Senior grass-root Lib Dems note that the Justice Select Committee, which is chaired by the party grandee Sir Alan Beith, was “scathing” about a number of contracts, in particular one involving the provision of court interpreters.

The paper argues that under the contractor, Capita, the interpreters “appear to be costing more money and yet [have] reduced service delivery to an unacceptably low level”.  For example, the cost of hiring translators to help non-English speakers at crown or magistrate courts nearly doubled from £7.9m in 2012 to £15.5m a year later.

Post-outsourcing fiascos included the bizarre instance of an “interpreter” at a murder trial in Winchester, who admitted he was standing in for his wife after a fair few linguistic blunders. Ministry of Justice procurement is a “car crash”, grumbles a Lib Dem lawyer.

Payments totalling a little more than £46,000 were withheld from Capita’s translation and interpreting arm between May 2012 and November 2013 – a tame penalty for a series of serious failures on a contract that was supposed to save the taxpayer £18m a year.

The Lib Dems blame many of the Ministry of Justice’s procurement problems – which also include Serco and G4S charging fees for tagging non-existent offenders – on the Conservatives and also the civil servants who oversaw botched contract negotiations under the last Labour government. But in coalition, the party has always had a minister in the department and they can’t escape a degree of culpability. If passed, an urgent review would become party policy, but would not necessarily be included in the manifesto.

Even if it does, let’s hope that the current Lib Dem justice minister, Simon Hughes, presses for that review to get started now. It would be wrong to save this as an election pledge on the off-chance that lightning will strike twice – in a row – and the party gets another shot at power-sharing.

Gunfighter’s last stand will impress some other big guns

Few Westminster politicians had a good referendum, but Gordon Brown surely did.

Our former prime minister left office a shell of the ferocious political titan who ruled the Treasury through a volcanic temper and a will of iron. Rather than leading Labour to a fourth straight term, Mr Brown was anchored to the lowest rank of prime ministers, joining Alec Douglas-Home in leading the country despite having never won a general election.

Rarely can a disliked PM have been so suddenly rehabilitated after years of brooding over his misfortune in having led the country at the wrong point of the electoral cycle.

Yesterday The Times, hardly a newspaper linked with editorial support for the son of the manse, praised Mr Brown’s “fists clenched… bravura performance” at the final Better Together rally in Glasgow.

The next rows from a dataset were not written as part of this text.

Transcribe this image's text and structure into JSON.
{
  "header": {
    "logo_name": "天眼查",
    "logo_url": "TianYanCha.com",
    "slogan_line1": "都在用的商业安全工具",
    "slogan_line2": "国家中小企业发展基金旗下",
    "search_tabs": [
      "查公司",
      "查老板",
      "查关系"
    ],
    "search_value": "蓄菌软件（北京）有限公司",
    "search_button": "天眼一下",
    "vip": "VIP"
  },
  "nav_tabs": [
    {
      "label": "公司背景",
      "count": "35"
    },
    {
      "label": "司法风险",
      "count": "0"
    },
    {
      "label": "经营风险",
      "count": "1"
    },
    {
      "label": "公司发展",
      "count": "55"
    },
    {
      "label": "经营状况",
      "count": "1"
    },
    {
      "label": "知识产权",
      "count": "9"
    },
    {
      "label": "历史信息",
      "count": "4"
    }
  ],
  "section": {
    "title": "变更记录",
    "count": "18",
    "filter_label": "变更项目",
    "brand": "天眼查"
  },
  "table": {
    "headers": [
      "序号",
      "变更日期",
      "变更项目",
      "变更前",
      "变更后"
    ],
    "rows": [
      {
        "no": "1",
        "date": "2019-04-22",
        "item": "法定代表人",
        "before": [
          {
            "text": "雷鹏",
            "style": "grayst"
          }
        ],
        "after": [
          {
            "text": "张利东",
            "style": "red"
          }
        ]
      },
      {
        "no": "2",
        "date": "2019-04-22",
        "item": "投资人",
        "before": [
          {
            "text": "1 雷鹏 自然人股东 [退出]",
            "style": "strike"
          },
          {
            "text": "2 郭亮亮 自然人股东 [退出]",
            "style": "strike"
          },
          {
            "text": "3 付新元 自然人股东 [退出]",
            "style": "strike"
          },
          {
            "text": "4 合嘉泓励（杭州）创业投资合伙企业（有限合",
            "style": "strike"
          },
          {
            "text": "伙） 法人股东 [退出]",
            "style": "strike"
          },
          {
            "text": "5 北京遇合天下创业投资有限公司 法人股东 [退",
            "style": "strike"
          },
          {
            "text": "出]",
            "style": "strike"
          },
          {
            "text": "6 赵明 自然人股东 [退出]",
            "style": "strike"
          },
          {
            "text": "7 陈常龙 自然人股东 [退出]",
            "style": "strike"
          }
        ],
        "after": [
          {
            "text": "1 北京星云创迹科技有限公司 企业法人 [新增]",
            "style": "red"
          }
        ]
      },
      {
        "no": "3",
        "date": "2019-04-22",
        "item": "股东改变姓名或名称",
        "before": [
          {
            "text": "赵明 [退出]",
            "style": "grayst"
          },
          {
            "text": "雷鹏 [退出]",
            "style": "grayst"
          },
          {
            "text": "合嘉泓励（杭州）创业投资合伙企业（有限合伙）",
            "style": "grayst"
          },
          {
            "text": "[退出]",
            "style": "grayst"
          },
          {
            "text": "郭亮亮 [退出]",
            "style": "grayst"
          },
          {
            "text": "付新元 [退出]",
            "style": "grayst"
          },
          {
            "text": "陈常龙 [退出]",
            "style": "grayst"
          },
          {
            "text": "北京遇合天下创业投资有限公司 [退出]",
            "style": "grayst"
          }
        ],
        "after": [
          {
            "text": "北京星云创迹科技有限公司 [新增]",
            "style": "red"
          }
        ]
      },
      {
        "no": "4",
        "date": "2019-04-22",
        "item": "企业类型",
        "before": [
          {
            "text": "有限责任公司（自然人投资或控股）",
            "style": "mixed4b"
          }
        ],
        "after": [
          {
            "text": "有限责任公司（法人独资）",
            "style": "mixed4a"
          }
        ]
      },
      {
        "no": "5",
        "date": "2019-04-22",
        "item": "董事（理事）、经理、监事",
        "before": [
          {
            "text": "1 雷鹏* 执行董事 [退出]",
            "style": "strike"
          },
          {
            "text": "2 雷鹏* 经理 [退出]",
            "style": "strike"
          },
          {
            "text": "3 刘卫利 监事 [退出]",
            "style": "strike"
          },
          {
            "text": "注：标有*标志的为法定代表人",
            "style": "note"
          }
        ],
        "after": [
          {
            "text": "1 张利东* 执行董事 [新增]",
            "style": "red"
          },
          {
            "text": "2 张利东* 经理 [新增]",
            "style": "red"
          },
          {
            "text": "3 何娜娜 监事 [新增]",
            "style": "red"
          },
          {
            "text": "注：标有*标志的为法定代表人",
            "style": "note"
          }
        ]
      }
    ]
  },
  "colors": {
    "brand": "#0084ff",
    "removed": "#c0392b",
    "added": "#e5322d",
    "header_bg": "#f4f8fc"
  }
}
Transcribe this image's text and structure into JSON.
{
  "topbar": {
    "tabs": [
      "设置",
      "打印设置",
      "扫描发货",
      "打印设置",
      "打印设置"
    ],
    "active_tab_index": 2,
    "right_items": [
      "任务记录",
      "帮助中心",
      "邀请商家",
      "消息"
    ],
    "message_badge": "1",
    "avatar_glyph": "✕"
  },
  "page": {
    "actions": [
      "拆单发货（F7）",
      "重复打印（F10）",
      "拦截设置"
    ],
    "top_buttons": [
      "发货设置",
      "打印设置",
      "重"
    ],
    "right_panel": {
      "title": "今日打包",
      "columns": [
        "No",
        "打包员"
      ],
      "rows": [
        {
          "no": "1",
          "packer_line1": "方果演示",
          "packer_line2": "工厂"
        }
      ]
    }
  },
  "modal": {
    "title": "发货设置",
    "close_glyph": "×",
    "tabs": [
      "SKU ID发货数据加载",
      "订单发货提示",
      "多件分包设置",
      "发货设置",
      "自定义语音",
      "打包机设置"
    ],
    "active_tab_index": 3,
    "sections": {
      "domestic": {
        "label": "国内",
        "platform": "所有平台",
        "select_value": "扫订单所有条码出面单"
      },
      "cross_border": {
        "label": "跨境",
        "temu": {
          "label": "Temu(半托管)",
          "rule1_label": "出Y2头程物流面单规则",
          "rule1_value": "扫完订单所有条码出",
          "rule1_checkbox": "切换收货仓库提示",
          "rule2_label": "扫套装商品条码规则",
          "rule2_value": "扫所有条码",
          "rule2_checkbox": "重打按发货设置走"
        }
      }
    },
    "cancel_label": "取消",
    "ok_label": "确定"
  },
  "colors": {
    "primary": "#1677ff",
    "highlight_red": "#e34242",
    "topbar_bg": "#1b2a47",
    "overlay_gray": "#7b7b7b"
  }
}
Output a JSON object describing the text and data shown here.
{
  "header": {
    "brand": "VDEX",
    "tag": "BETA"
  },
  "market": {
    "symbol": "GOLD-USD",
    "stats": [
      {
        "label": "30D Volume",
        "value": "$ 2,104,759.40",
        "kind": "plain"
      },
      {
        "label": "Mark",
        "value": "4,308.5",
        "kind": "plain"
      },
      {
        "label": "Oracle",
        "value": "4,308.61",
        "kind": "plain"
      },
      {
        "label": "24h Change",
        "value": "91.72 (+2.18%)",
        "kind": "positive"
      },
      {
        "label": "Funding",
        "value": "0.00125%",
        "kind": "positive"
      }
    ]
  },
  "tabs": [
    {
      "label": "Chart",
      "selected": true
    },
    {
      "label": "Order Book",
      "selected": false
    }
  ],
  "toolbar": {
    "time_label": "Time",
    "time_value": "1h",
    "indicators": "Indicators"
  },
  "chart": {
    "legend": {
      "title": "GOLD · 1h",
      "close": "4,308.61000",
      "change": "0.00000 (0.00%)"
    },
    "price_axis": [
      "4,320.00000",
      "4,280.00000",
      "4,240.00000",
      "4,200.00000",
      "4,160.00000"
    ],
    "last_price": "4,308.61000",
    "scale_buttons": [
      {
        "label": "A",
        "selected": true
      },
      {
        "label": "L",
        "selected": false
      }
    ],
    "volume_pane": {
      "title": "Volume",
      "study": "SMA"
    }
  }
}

This “tub-thumping, angrily passionate address… punctuated by cheering foot-stamping and cheering” saw Mr Brown declare: “Scotland belongs to us all. This is not their [the SNP’s] flag, their country, their culture, their streets. This is everyone’s.”

This was the battered old gunfighter’s last stand, a shot at redemption for past failures. By contrast, Tony Blair left the House of Commons to a standing ovation led by David Cameron and soon snaffled a lucrative advisory role with J P Morgan – but in the years since, his reputation has sunk deeper and deeper into the mud.

Sir John Major was never as disliked as Mr Brown, but he still endured a wounding time in office. His standing in the public’s eyes slowly improved and four years after leaving office he was snapped up by the US private equity giant Carlyle as chairman of its European funds and advisory board.

No one thinks that Mr Brown is as enamoured of money as Mr Blair or a free marketer from the Tory party. But that doesn’t mean the dough wouldn’t be welcomed.

Don’t be surprised if Mr Brown isn’t offered some well-paid work with a big conglomerate, probably American given his love of the country, very soon.